Stan didn’t feel right about it, but he got in the truck, turned up the heat, and pulled the boat and Claude Marshall LaMastus up the riverbank. Once they got onto paved roads, Stan pulled over and suggested they stop at someone’s house, someone who might help get Claude into the cab.

Claude refused. So Stan got back in the truck and pulled Claude and the boat (in sub-freezing weather) all the way to the Ruleville hospital. Stan claimed there was ice in Claude’s beard by the time they got there. I can imagine the looks they got going down Highway 49, looking like a “Field & Stream” Christmas Parade Float.

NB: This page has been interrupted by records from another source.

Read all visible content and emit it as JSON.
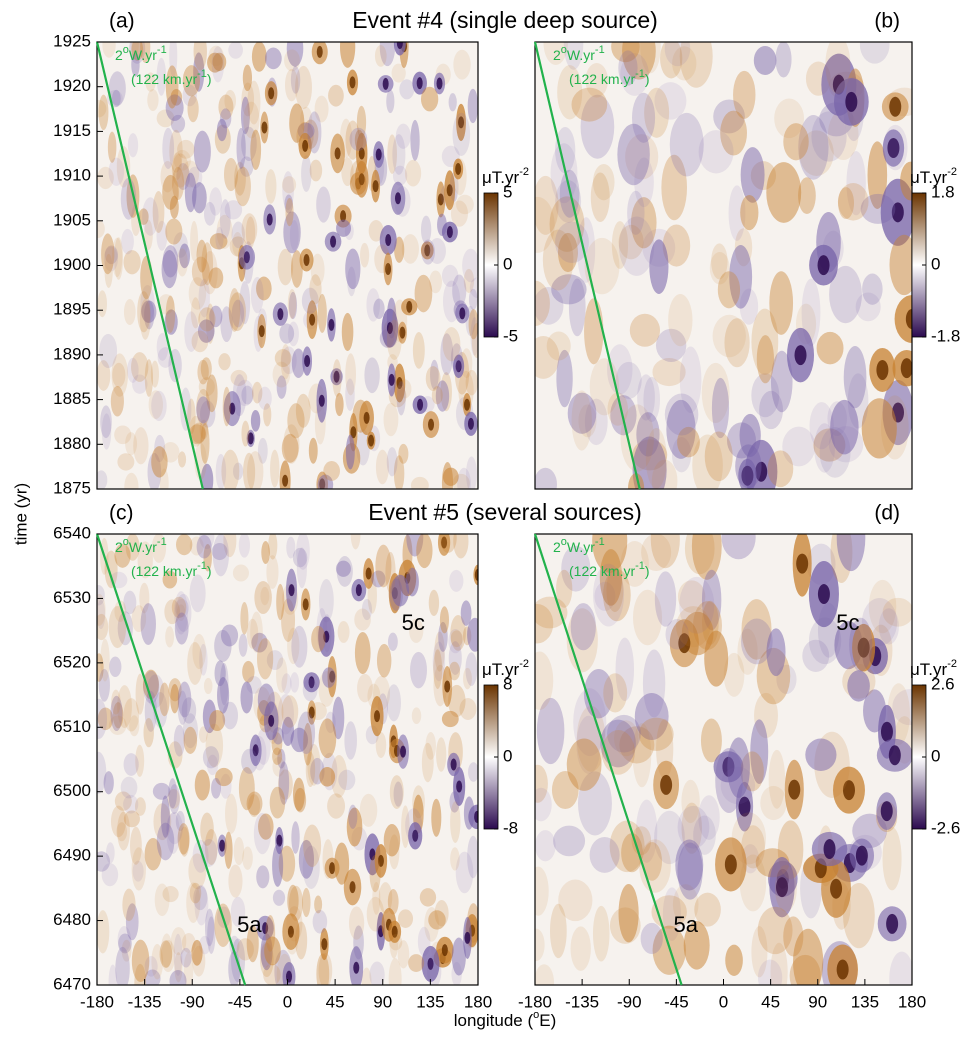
{
  "y_label": "time (yr)",
  "x_label": {
    "pre": "longitude (",
    "sup": "o",
    "post": "E)"
  },
  "chart_data": [
    {
      "type": "heatmap",
      "panel_label": "(a)",
      "title": "Event #4 (single deep source)",
      "xlim": [
        -180,
        180
      ],
      "ylim": [
        1875,
        1925
      ],
      "yticks": [
        1875,
        1880,
        1885,
        1890,
        1895,
        1900,
        1905,
        1910,
        1915,
        1920,
        1925
      ],
      "colorbar": {
        "unit": "μT.yr",
        "exp": "-2",
        "clim": [
          -5,
          5
        ],
        "ticks": [
          -5,
          0,
          5
        ],
        "colors": [
          "#2b0a4f",
          "#ffffff",
          "#6b3400"
        ]
      },
      "slope_line": {
        "x": [
          -180,
          -80
        ],
        "y": [
          1925,
          1875
        ],
        "color": "#22b24c"
      },
      "rate": {
        "a": "2",
        "b": "o",
        "c": "W.yr",
        "d": "-1",
        "e": "(122 km.yr",
        "f": "-1",
        "g": ")"
      }
    },
    {
      "type": "heatmap",
      "panel_label": "(b)",
      "xlim": [
        -180,
        180
      ],
      "ylim": [
        1875,
        1925
      ],
      "colorbar": {
        "unit": "μT.yr",
        "exp": "-2",
        "clim": [
          -1.8,
          1.8
        ],
        "ticks": [
          -1.8,
          0,
          1.8
        ],
        "colors": [
          "#2b0a4f",
          "#ffffff",
          "#6b3400"
        ]
      },
      "slope_line": {
        "x": [
          -180,
          -80
        ],
        "y": [
          1925,
          1875
        ],
        "color": "#22b24c"
      },
      "rate": {
        "a": "2",
        "b": "o",
        "c": "W.yr",
        "d": "-1",
        "e": "(122 km.yr",
        "f": "-1",
        "g": ")"
      }
    },
    {
      "type": "heatmap",
      "panel_label": "(c)",
      "title": "Event #5 (several sources)",
      "xlim": [
        -180,
        180
      ],
      "ylim": [
        6470,
        6540
      ],
      "xticks": [
        -180,
        -135,
        -90,
        -45,
        0,
        45,
        90,
        135,
        180
      ],
      "yticks": [
        6470,
        6480,
        6490,
        6500,
        6510,
        6520,
        6530,
        6540
      ],
      "colorbar": {
        "unit": "μT.yr",
        "exp": "-2",
        "clim": [
          -8,
          8
        ],
        "ticks": [
          -8,
          0,
          8
        ],
        "colors": [
          "#2b0a4f",
          "#ffffff",
          "#6b3400"
        ]
      },
      "slope_line": {
        "x": [
          -180,
          -40
        ],
        "y": [
          6540,
          6470
        ],
        "color": "#22b24c"
      },
      "rate": {
        "a": "2",
        "b": "o",
        "c": "W.yr",
        "d": "-1",
        "e": "(122 km.yr",
        "f": "-1",
        "g": ")"
      },
      "annotations": [
        "5a",
        "5c"
      ]
    },
    {
      "type": "heatmap",
      "panel_label": "(d)",
      "xlim": [
        -180,
        180
      ],
      "ylim": [
        6470,
        6540
      ],
      "xticks": [
        -180,
        -135,
        -90,
        -45,
        0,
        45,
        90,
        135,
        180
      ],
      "colorbar": {
        "unit": "μT.yr",
        "exp": "-2",
        "clim": [
          -2.6,
          2.6
        ],
        "ticks": [
          -2.6,
          0,
          2.6
        ],
        "colors": [
          "#2b0a4f",
          "#ffffff",
          "#6b3400"
        ]
      },
      "slope_line": {
        "x": [
          -180,
          -40
        ],
        "y": [
          6540,
          6470
        ],
        "color": "#22b24c"
      },
      "rate": {
        "a": "2",
        "b": "o",
        "c": "W.yr",
        "d": "-1",
        "e": "(122 km.yr",
        "f": "-1",
        "g": ")"
      },
      "annotations": [
        "5a",
        "5c"
      ]
    }
  ]
}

When they got to the Emergency Room entrance, which had a loading dock, Stan removed the outboard motor from the boat, and backed the boat straight to the dock so they could unload Claude.

Stan said he hung around the Emergency Room for a little while, figuring they’d want to ask him some questions. Nobody ever did.

It was the Mississippi Delta. They’d seen it all before.

A few years after this happened, Stan Norwood was killed in an automobile accident between Drew and Memphis.
This afternoon I got word that Claude Marshall LaMastus was killed in a one car accident on the Drew/Merigold road.
Our world is now a much less interesting, much less colorful place. But if there’s a heaven, Stan and Claude are now shooting at low-flying angels from The Pearly Gates. They know they can't hurt anybody; they just want to keep things interesting.
My thoughts are with the LaMastus family tonight.